A superficial faith is a vulnerable faith
Superficiality is a curse of our age. The demand for instant satisfaction leads to superficial personal relationships and a superficial Christian faith. Many students discover Christianity for the first time while at college or university. This discovery very often happens alongside other important events like leaving the parental home, falling in love, or gaining independence of thought and action. As a result, initial emphasis very often falls on the emotional and experiential aspects of Christianity. There is nothing wrong with this! Christianity has abundant resources for those who wish to place emphasis on the role of experience in the life of faith. But there is more to faith than that.
Faith has three main elements. In the first place, it is trust in God. It is a confidence in the trustworthiness, fidelity and reliability of God. It is about rejoicing in his presence and power, being open to his prompting and guidance through prayer, and experiencing the motivation and comfort of the Holy Spirit. It is a deep sense of longing to be close to God, of wanting to praise his name, of being aware of his presence. In many ways, this aspect of Christian faith is like being in love with someone: you want to be with them, enjoying their presence and feeling secure with them. It concerns the heart, rather than the head; it is emotional, rather than intellectual. It is the powerhouse of Christian life, keeping us going through the difficult times and exciting us during the good times.
The difficulty is that all too many people seem to get no further than this stage. Their faith can easily become nothing more than emotion. It can become superficial, lacking any real depth. It seems shallow. It has not really taken root, and is very vulnerable. Yet faith can only flourish when it sinks deep roots. There is more to faith than emotion, experience and feelings, however important they may be to you. Christianity isn’t just about experiencing God—it’s about sticking to God. A mature faith is something secure, something that you can rely on. If your faith is not deeply rooted, you will be tempted to find security in something else, only to find that this alternative will fail you (Matthew 7:24–27).
In the second place, faith is understanding more about God, Jesus Christ and human nature and destiny. By its very nature, faith seeks understanding. It seeks to take root in our minds, as we think through the implications of our experience of the risen Christ. To become a Christian is to encounter the reality of God; to become a disciple is to allow this encounter to shape the way in which we think—and act.
For in the third place, faith is obedience.

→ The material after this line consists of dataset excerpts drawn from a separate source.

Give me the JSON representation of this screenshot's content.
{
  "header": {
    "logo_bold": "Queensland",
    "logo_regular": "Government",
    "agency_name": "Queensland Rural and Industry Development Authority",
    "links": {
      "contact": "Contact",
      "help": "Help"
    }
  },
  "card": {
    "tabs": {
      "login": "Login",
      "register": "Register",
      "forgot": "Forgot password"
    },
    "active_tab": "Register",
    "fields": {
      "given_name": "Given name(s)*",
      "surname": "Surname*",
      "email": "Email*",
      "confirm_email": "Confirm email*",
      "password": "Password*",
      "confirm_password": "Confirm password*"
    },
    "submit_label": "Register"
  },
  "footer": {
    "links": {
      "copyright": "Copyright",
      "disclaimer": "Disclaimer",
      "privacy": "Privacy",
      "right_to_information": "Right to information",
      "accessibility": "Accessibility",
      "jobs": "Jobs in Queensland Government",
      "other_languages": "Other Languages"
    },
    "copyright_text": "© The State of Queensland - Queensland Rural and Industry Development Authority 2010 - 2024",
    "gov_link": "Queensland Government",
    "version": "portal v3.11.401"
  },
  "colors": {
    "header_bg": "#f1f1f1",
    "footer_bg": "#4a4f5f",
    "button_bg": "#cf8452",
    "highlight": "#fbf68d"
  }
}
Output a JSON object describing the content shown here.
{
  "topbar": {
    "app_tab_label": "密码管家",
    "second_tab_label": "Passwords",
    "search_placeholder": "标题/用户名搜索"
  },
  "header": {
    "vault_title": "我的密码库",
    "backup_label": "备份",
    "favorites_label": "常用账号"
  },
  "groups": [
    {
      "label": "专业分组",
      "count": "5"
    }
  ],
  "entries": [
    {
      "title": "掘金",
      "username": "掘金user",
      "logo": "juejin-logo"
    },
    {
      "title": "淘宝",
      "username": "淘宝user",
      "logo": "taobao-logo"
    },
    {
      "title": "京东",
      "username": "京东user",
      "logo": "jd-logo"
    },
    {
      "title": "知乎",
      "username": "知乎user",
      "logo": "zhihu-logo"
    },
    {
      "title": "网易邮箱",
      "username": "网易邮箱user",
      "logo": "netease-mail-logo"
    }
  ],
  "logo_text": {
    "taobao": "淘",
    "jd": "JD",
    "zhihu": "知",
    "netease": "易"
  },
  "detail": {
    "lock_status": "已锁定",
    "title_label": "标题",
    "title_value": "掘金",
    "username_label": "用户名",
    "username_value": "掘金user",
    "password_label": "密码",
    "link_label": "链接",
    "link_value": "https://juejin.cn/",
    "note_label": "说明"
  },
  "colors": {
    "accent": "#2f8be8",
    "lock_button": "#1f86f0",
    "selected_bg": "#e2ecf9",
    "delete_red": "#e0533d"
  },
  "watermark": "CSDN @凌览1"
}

Paul speaks of the “obedience that comes from faith” (Romans 1:5) making the point that faith must express itself in the way we act. “Faith is kept alive in us, and gathers strength, from practice more than speculation” (Joseph Addison). Or, as the Oxford writer W. H. Griffith-Thomas put it, nicely linking these together:
[Faith] commences with the conviction of the mind based on adequate evidence; it continues in the confidence of the heart or emotions based on conviction, and it is crowned in the consent of the will, by means of which the conviction and confidence are expressed in conduct.

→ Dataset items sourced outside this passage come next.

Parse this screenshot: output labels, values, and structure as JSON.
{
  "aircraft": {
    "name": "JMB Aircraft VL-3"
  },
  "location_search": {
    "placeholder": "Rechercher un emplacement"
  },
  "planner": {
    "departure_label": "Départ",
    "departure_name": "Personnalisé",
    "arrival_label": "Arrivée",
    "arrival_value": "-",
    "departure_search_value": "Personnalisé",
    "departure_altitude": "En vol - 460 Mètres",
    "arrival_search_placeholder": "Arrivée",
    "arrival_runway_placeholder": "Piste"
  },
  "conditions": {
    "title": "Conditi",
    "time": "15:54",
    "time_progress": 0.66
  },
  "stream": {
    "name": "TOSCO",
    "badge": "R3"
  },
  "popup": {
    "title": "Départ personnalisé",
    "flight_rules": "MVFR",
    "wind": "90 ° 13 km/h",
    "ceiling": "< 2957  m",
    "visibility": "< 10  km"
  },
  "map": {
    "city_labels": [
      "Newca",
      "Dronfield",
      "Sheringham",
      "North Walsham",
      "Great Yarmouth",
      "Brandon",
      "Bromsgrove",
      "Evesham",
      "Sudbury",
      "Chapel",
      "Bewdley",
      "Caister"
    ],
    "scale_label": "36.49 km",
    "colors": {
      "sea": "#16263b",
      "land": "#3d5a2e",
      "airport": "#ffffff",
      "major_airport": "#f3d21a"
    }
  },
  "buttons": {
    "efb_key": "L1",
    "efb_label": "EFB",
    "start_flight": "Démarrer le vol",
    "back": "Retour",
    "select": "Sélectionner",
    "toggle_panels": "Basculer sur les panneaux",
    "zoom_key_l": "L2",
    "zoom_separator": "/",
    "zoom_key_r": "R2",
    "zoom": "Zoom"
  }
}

And it’s at this point that doubt can come in, simply because you have allowed your faith to be shallow. The New Testament often compares faith to a growing plant—a very helpful model to which we shall return frequently in this book. It is very easy to uproot a plant in its early stages of growth; once it has laid down roots, however, it is much harder to dislodge it. By failing to allow their faith to take root, some Christians make themselves very vulnerable to doubt. They haven’t thought about their faith. For example, someone may raise a question about the historical evidence for the existence of Jesus. They don’t know the answer. So doubts begin to creep in—often quite needless doubts, it must be said.

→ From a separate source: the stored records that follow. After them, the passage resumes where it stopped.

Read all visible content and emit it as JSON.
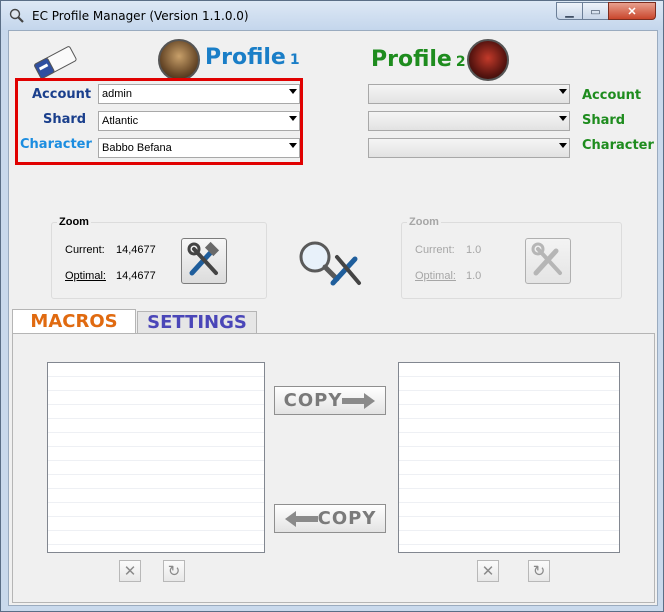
{
  "window": {
    "title": "EC Profile Manager (Version 1.1.0.0)"
  },
  "profile1": {
    "title": "Profile",
    "number": "1",
    "labels": {
      "account": "Account",
      "shard": "Shard",
      "character": "Character"
    },
    "values": {
      "account": "admin",
      "shard": "Atlantic",
      "character": "Babbo Befana"
    }
  },
  "profile2": {
    "title": "Profile",
    "number": "2",
    "labels": {
      "account": "Account",
      "shard": "Shard",
      "character": "Character"
    },
    "values": {
      "account": "",
      "shard": "",
      "character": ""
    }
  },
  "zoom1": {
    "legend": "Zoom",
    "current_label": "Current:",
    "current_value": "14,4677",
    "optimal_label": "Optimal:",
    "optimal_value": "14,4677"
  },
  "zoom2": {
    "legend": "Zoom",
    "current_label": "Current:",
    "current_value": "1.0",
    "optimal_label": "Optimal:",
    "optimal_value": "1.0"
  },
  "tabs": {
    "macros": "MACROS",
    "settings": "SETTINGS"
  },
  "copy": {
    "right_label": "COPY",
    "left_label": "COPY"
  },
  "colors": {
    "profile1": "#1a7ec7",
    "profile2": "#1e8c1e",
    "highlight": "#e00000",
    "macros_tab": "#e06a10",
    "settings_tab": "#4a46b8"
  },
  "icons": [
    "app-icon",
    "eraser-icon",
    "avatar-icon",
    "tools-icon",
    "magnifier-tools-icon",
    "arrow-right-icon",
    "arrow-left-icon",
    "close-x-icon",
    "refresh-icon"
  ]
}
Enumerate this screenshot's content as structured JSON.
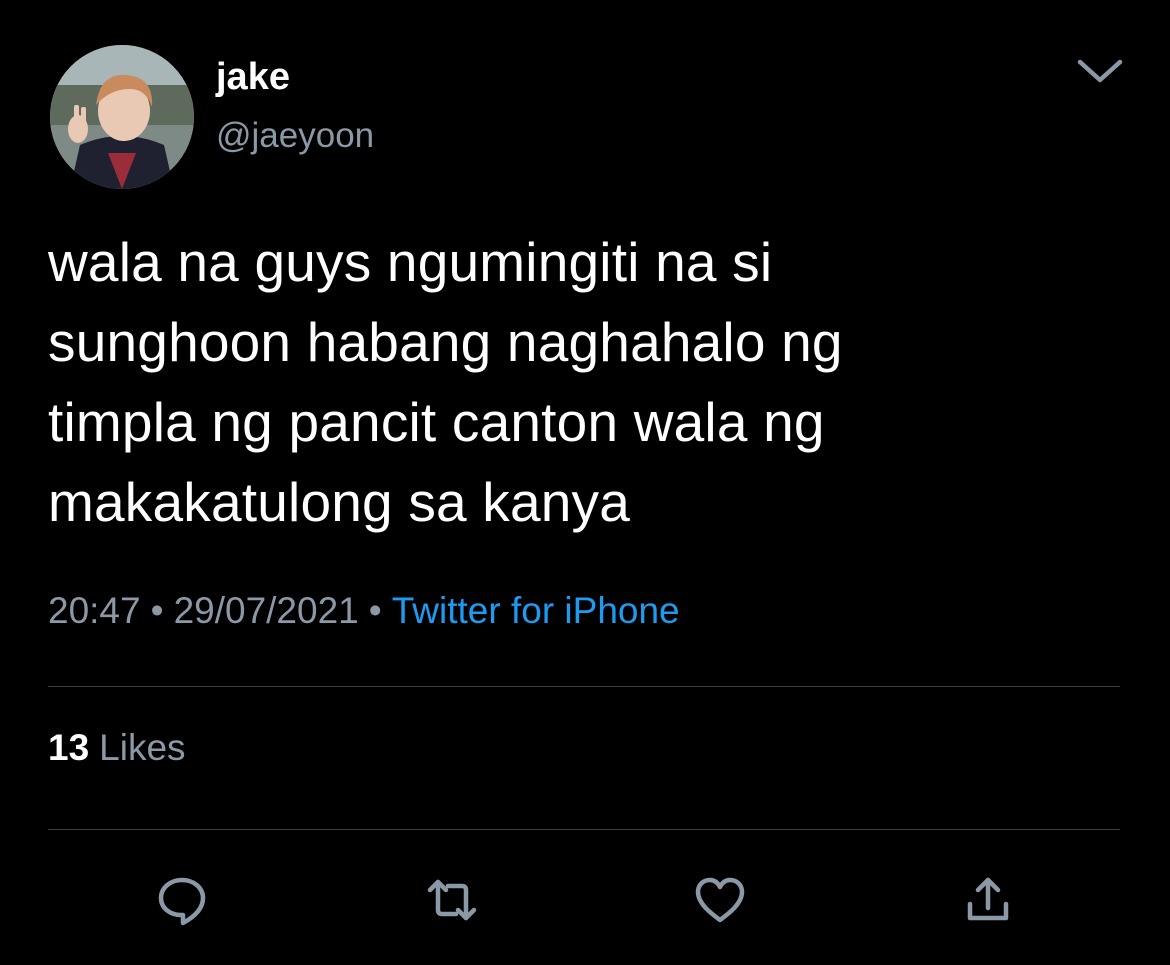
{
  "tweet": {
    "display_name": "jake",
    "handle": "@jaeyoon",
    "text": "wala na guys ngumingiti na si\nsunghoon habang naghahalo ng\ntimpla ng pancit canton wala ng\nmakakatulong sa kanya",
    "time": "20:47",
    "separator": "•",
    "date": "29/07/2021",
    "source": "Twitter for iPhone"
  },
  "stats": {
    "likes_count": "13",
    "likes_label": "Likes"
  },
  "icons": {
    "caret": "chevron-down-icon",
    "reply": "reply-icon",
    "retweet": "retweet-icon",
    "like": "heart-icon",
    "share": "share-icon"
  },
  "colors": {
    "background": "#000000",
    "text": "#ffffff",
    "secondary": "#8b98a5",
    "link": "#1d9bf0",
    "divider": "#3a3f44"
  }
}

If this happens to you, view it in the right way. The gospel isn’t an illusion that is shown up for what it really is by hard questions—like the emperor’s clothes in the famous story by Hans Christian Andersen. The fact that you haven’t been able to give adequate answers to some person’s questions or objections to your faith doesn’t mean that Christianity falls to pieces the moment people start asking hard questions! It doesn’t mean that you’ve committed some kind of intellectual suicide by becoming a Christian. It shouldn’t mean that your confidence and trust in the gospel collapse, like a deflating balloon, just because someone asked you a question you couldn’t answer. It does, however, mean that you haven’t thought these things through.
Your faith is real—but it is not mature. It may be a little shallow and superficial. But—and this matters enormously!—faith can grow, and it strengthens as it grows. It needs to take root, and grow into a strong, vibrant plant. The problem often lies not in the gospel, but in the nature and depth of your response to it. You have allowed the gospel to capture your imagination, but not your mind. Your faith is shallow, when it should be—and can be—profound. Your failure here ought to be a challenge to you to go away and read more deeply about these matters, or talk them over with other more experienced Christians. In addition to helping you deepen your understanding of these things, doing this will enable you to be more helpful to those interested in learning about Christianity.
This doesn’t mean that you should try harder to believe, as if it were by wishing harder that difficulties disappear. This idea of “faith in faith” won’t get you very far. You should see doubt as pointing to your faith being based on weak foundations. It is those foundations which need attention. A superficial faith is a vulnerable faith, easily (and needlessly) upset when confronted with questions or criticism.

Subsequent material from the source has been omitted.